# DIY Longtail/Cargo Bike



## mplsmtb (Feb 22, 2009)

Here are some pics of a homemade longtail/cargo bike I've been working on... so far, so good.

More pics and info here.


----------



## JP (Feb 8, 2005)

Now that's cool. We're gonna need some close ups of that second top tube. How did you do that?


----------



## phil. (Aug 3, 2004)

Towards the bottom of his blog:
No rideable frames were harmed in any way...

The front half is an old 26er mtb frame that I had been using as an errand/beater bike. The back half is a 29er mtb frame that I had purchased online a couple years ago... it showed up with a bad head tube/down tube weld. When I talked to the shop about getting a new one, they told me to make the frame un-rideable and email them pics. Once they saw that I destroyed the frame, they'd send me a new one.

I cut the frame in half, and decided to keep it around in case I ever thought of a use for the frame parts. I sold the replacement frame as soon as I got it.

The two frames are held together at two attachment points: a 127.5mm spindle BB (w/ some washers) in the rear frame is bolted into the rear dropouts of the front frame. Two 3/4" pieces of 6063-T52 aluminum tubing are bolted to the rear frame (through the seat tube and seatpost) and then attach to the front frame (via half an old stem bolted to the front bike's seatpost with a 28.6-27.2 seatpost shim).

The front frame doesn't have any holes drilled into it.


----------



## majura (Apr 21, 2007)

It scares me (hey, even an extracycle scares me) but definitely cool... That has to be the most creative use of a singulator!


----------



## mplsmtb (Feb 22, 2009)

*My new grocery getter...*

I'm mostly done with my DIY longtail... I think it turned out pretty well. Still some minor modifications (and maybe a rattlecan paintjob) left to go. Here are some pics.

More pics and info here.


----------



## JohnnyTooBad (Apr 5, 2004)

Turnbuckles and chains????? I guess it's all unmodified parts, so that's how it ends up.

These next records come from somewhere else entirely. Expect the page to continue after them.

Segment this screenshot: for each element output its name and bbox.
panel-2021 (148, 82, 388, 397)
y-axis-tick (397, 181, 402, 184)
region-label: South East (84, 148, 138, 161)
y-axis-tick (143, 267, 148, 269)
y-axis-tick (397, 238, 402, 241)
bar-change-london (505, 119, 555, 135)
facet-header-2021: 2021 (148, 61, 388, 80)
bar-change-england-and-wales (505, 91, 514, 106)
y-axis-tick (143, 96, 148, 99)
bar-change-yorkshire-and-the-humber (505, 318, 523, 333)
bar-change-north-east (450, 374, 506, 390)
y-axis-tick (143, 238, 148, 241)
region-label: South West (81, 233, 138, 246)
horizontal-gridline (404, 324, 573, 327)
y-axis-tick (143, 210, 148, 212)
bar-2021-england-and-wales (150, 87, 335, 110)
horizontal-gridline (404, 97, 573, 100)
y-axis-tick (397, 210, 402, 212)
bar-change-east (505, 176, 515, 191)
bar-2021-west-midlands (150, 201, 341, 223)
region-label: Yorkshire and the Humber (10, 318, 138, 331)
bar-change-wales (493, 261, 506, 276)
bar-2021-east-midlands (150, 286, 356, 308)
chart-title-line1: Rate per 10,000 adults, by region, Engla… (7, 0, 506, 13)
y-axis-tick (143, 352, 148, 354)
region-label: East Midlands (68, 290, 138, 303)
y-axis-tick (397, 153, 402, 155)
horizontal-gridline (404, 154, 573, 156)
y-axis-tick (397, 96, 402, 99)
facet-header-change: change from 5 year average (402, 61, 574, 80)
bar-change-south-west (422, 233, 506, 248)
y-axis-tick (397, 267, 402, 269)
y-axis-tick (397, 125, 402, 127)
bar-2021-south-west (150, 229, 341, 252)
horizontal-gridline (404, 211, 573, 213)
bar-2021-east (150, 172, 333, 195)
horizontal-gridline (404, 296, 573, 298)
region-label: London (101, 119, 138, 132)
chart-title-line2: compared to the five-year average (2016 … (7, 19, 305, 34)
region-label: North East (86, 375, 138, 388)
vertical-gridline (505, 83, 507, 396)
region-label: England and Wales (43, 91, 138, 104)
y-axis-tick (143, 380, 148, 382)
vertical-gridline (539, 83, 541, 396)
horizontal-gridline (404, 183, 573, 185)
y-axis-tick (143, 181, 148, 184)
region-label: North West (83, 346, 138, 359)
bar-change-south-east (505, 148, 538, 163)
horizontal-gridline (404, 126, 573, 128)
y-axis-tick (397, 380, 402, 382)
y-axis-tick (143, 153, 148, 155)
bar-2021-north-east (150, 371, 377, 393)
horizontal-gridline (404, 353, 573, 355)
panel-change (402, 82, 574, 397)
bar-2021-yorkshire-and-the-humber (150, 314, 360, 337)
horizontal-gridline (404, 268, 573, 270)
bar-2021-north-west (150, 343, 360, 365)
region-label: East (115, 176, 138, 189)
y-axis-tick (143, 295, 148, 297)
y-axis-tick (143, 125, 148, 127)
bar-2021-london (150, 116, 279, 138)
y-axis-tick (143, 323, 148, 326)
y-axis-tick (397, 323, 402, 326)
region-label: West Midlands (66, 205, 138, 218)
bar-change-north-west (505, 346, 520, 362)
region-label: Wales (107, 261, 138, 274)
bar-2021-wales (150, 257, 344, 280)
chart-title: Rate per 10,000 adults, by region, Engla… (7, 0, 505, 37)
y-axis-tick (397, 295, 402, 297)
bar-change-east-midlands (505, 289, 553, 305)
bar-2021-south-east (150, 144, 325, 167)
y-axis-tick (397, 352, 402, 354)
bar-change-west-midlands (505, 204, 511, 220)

I say skip the extra seat post with the tail lights attached, and attach them to the back of the widest parts of that alum square tubing. 

Eeeenteresting.


----------



## rodar y rodar (Jul 20, 2007)

Cool! I love DIY and you`ve got a fine example of it there!


----------



## Mr. Versatile (Nov 24, 2005)

The "panniers"...are they empty cat litter containers? I'm not trying to be a smart a$$. I have 2 cats, and the litter we buy comes in plastic tubs that look like that. When emptied, they're good for an endless multitude of uses.


----------



## mplsmtb (Feb 22, 2009)

Mr. Versatile said:


> The "panniers"...are they empty cat litter containers? I'm not trying to be a smart a$$. I have 2 cats, and the litter we buy comes in plastic tubs that look like that. When emptied, they're good for an endless multitude of uses.


Yup! Old kitty litter buckets put to good use. :thumbsup:


----------



## Henry Chinaski (Feb 3, 2004)

Awesome.


----------